YU = Yeshiva University, apparently.

comment by Qiaochu_Yuan · 2013-03-08T02:19:42.670Z · LW(p) · GW(p)

Summary?

Replies from: Gastogh
comment by Gastogh · 2013-03-08T09:09:23.668Z · LW(p) · GW(p)

I read the first half, skimmed the second, and glanced at a handful of the slides. Based on that, I would say it's mostly introductory material with nothing new for those who have read the sequences. IOW, a summary of the lecture would basically be a summary of a summary of LW.

comment by buybuydandavis · 2013-03-07T19:05:35.789Z · LW(p) · GW(p)

Argues for folk theorem that in general, rational agents will preserve their utility functions during self-optimization.

The Ghandi example works because he was posited with one goal. With multiple competing goals, I'd expect some goals to lose, and having lost, be more likely to lose the next time.
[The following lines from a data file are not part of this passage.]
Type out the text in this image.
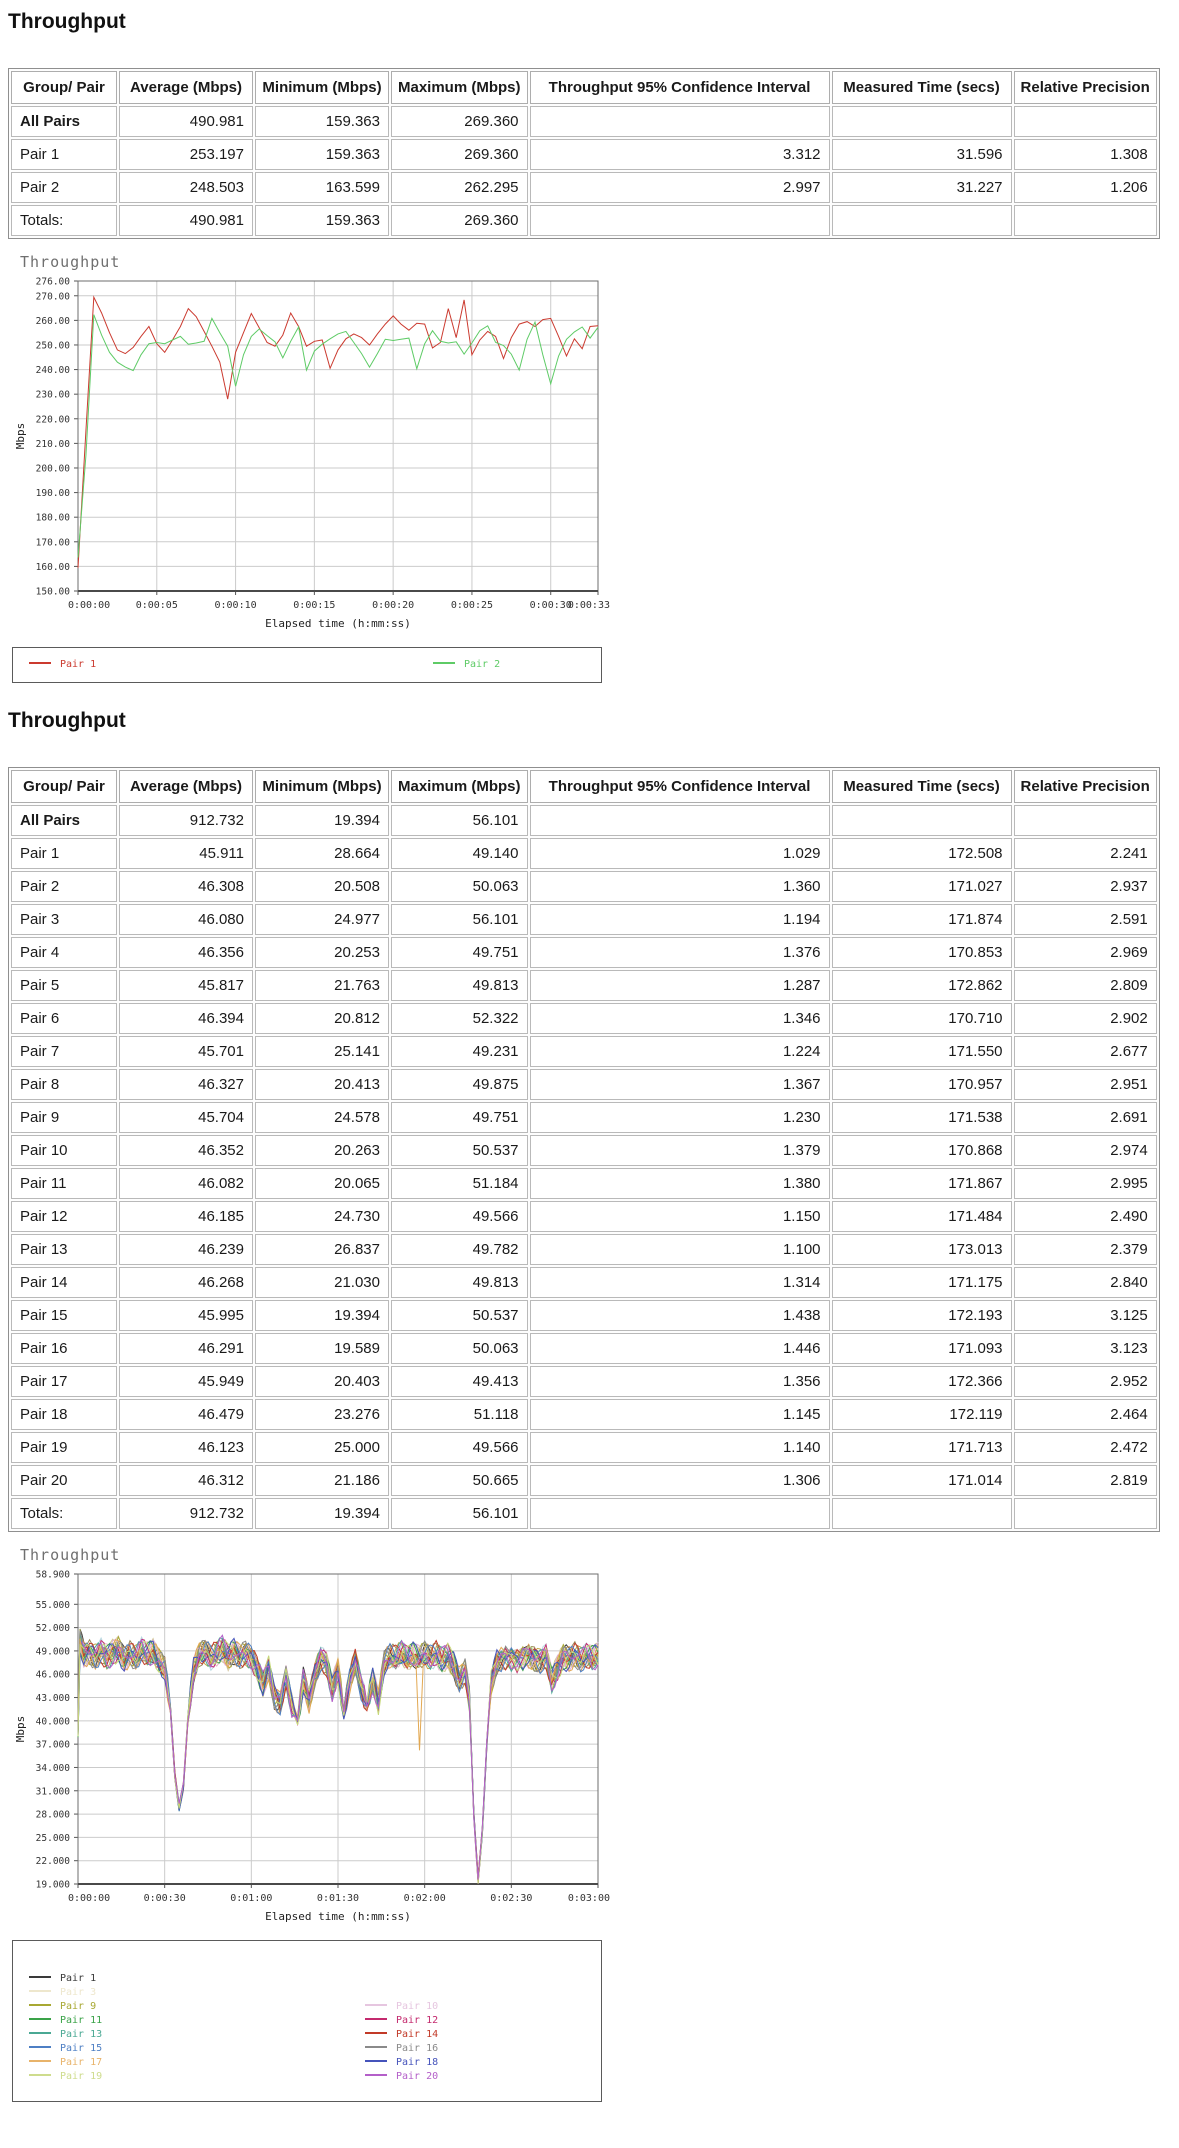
Throughput
Group/ Pair	Average (Mbps)	Minimum (Mbps)	Maximum (Mbps)	Throughput 95% Confidence Interval	Measured Time (secs)	Relative Precision
All Pairs	490.981	159.363	269.360			
Pair 1	253.197	159.363	269.360	3.312	31.596	1.308
Pair 2	248.503	163.599	262.295	2.997	31.227	1.206
Totals:	490.981	159.363	269.360			
Throughput
276.00
270.00
260.00
250.00
240.00
230.00
220.00
210.00
200.00
190.00
180.00
170.00
160.00
150.00
0:00:00	0:00:05	0:00:10	0:00:15	0:00:20	0:00:25	0:00:30
0:00:33
Mbps
Elapsed time (h:mm:ss)
Pair 1	Pair 2
Throughput
Group/ Pair	Average (Mbps)	Minimum (Mbps)	Maximum (Mbps)	Throughput 95% Confidence Interval	Measured Time (secs)	Relative Precision
All Pairs	912.732	19.394	56.101			
Pair 1	45.911	28.664	49.140	1.029	172.508	2.241
Pair 2	46.308	20.508	50.063	1.360	171.027	2.937
Pair 3	46.080	24.977	56.101	1.194	171.874	2.591
Pair 4	46.356	20.253	49.751	1.376	170.853	2.969
Pair 5	45.817	21.763	49.813	1.287	172.862	2.809
Pair 6	46.394	20.812	52.322	1.346	170.710	2.902
Pair 7	45.701	25.141	49.231	1.224	171.550	2.677
Pair 8	46.327	20.413	49.875	1.367	170.957	2.951
Pair 9	45.704	24.578	49.751	1.230	171.538	2.691
Pair 10	46.352	20.263	50.537	1.379	170.868	2.974
Pair 11	46.082	20.065	51.184	1.380	171.867	2.995
Pair 12	46.185	24.730	49.566	1.150	171.484	2.490
Pair 13	46.239	26.837	49.782	1.100	173.013	2.379
Pair 14	46.268	21.030	49.813	1.314	171.175	2.840
Pair 15	45.995	19.394	50.537	1.438	172.193	3.125
Pair 16	46.291	19.589	50.063	1.446	171.093	3.123
Pair 17	45.949	20.403	49.413	1.356	172.366	2.952
Pair 18	46.479	23.276	51.118	1.145	172.119	2.464
Pair 19	46.123	25.000	49.566	1.140	171.713	2.472
Pair 20	46.312	21.186	50.665	1.306	171.014	2.819
Totals:	912.732	19.394	56.101			
Throughput
58.900
55.000
52.000
49.000
46.000
43.000
40.000
37.000
34.000
31.000
28.000
25.000
22.000
19.000
0:00:00	0:00:30	0:01:00	0:01:30	0:02:00	0:02:30	0:03:00
Mbps
Elapsed time (h:mm:ss)
Pair 1
Pair 3
Pair 9	Pair 10
Pair 11	Pair 12
Pair 13	Pair 14
Pair 15	Pair 16
Pair 17	Pair 18
Pair 19	Pair 20
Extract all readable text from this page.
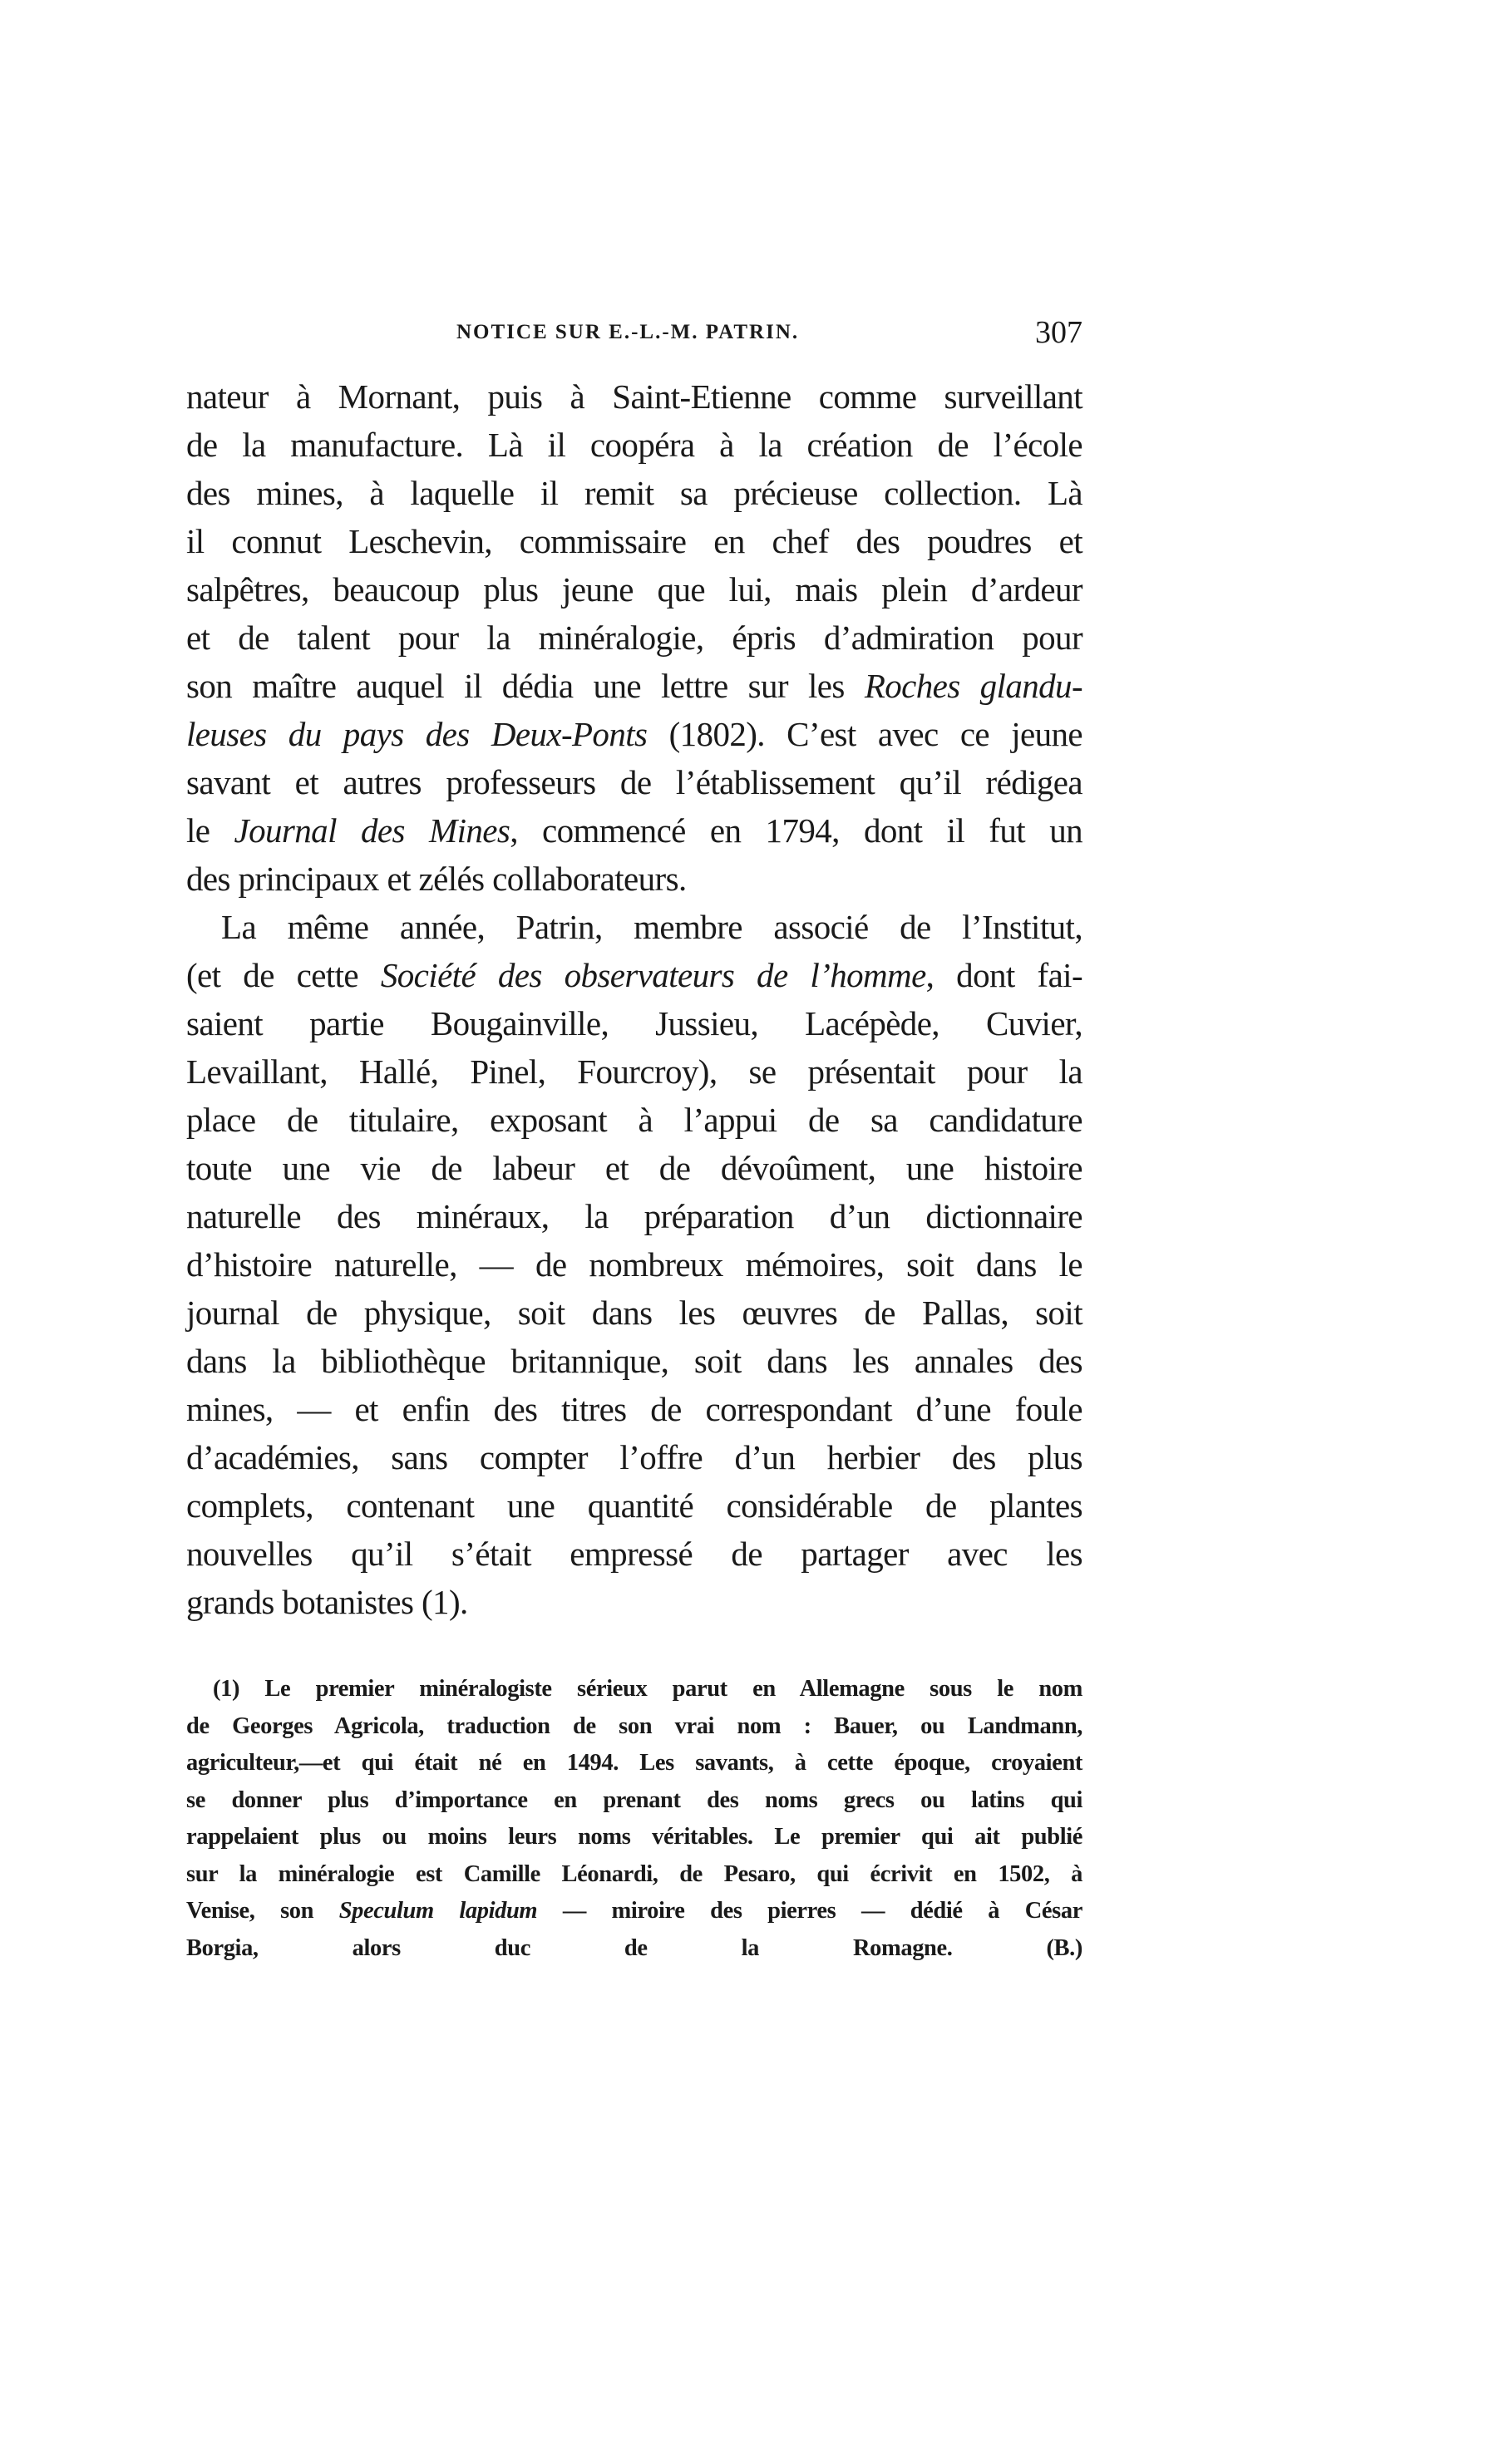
NOTICE SUR E.-L.-M. PATRIN.	307
nateur à Mornant, puis à Saint-Etienne comme surveillant
de la manufacture. Là il coopéra à la création de l’école
des mines, à laquelle il remit sa précieuse collection. Là
il connut Leschevin, commissaire en chef des poudres et
salpêtres, beaucoup plus jeune que lui, mais plein d’ardeur
et de talent pour la minéralogie, épris d’admiration pour
son maître auquel il dédia une lettre sur les Roches glandu-
leuses du pays des Deux-Ponts (1802). C’est avec ce jeune
savant et autres professeurs de l’établissement qu’il rédigea
le Journal des Mines, commencé en 1794, dont il fut un
des principaux et zélés collaborateurs.
La même année, Patrin, membre associé de l’Institut,
(et de cette Société des observateurs de l’homme, dont fai-
saient partie Bougainville, Jussieu, Lacépède, Cuvier,
Levaillant, Hallé, Pinel, Fourcroy), se présentait pour la
place de titulaire, exposant à l’appui de sa candidature
toute une vie de labeur et de dévoûment, une histoire
naturelle des minéraux, la préparation d’un dictionnaire
d’histoire naturelle, — de nombreux mémoires, soit dans le
journal de physique, soit dans les œuvres de Pallas, soit
dans la bibliothèque britannique, soit dans les annales des
mines, — et enfin des titres de correspondant d’une foule
d’académies, sans compter l’offre d’un herbier des plus
complets, contenant une quantité considérable de plantes
nouvelles qu’il s’était empressé de partager avec les
grands botanistes (1).
(1) Le premier minéralogiste sérieux parut en Allemagne sous le nom
de Georges Agricola, traduction de son vrai nom : Bauer, ou Landmann,
agriculteur,—et qui était né en 1494. Les savants, à cette époque, croyaient
se donner plus d’importance en prenant des noms grecs ou latins qui
rappelaient plus ou moins leurs noms véritables. Le premier qui ait publié
sur la minéralogie est Camille Léonardi, de Pesaro, qui écrivit en 1502, à
Venise, son Speculum lapidum — miroire des pierres — dédié à César
Borgia, alors duc de la Romagne. (B.)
Replies from: Eliezer_Yudkowsky, shminux
comment by Eliezer Yudkowsky (Eliezer_Yudkowsky) · 2013-03-07T23:21:42.714Z · LW(p) · GW(p)

"Utility functions." Omohundro argues that agents which don't have utility functions will have to acquire them. I'm not totally sure I believe this is a universal law but I suspect that something like it is true in a lot of cases, for reasons like those above.

comment by Shmi (shminux) · 2013-03-07T20:52:25.653Z · LW(p) · GW(p)

The Ghandi example works because he was posited with one goal.

And unchanged circumstances. What would Ghandi do when faced with a trolley problem?

Replies from: RichardHughes
comment by RichardHughes · 2013-03-07T22:10:00.072Z · LW(p) · GW(p)

Same thing as 'multiple competing goals', where those goals are 'do not be part of a causal chain that leads to the death of others' and 'reduce the death of others'.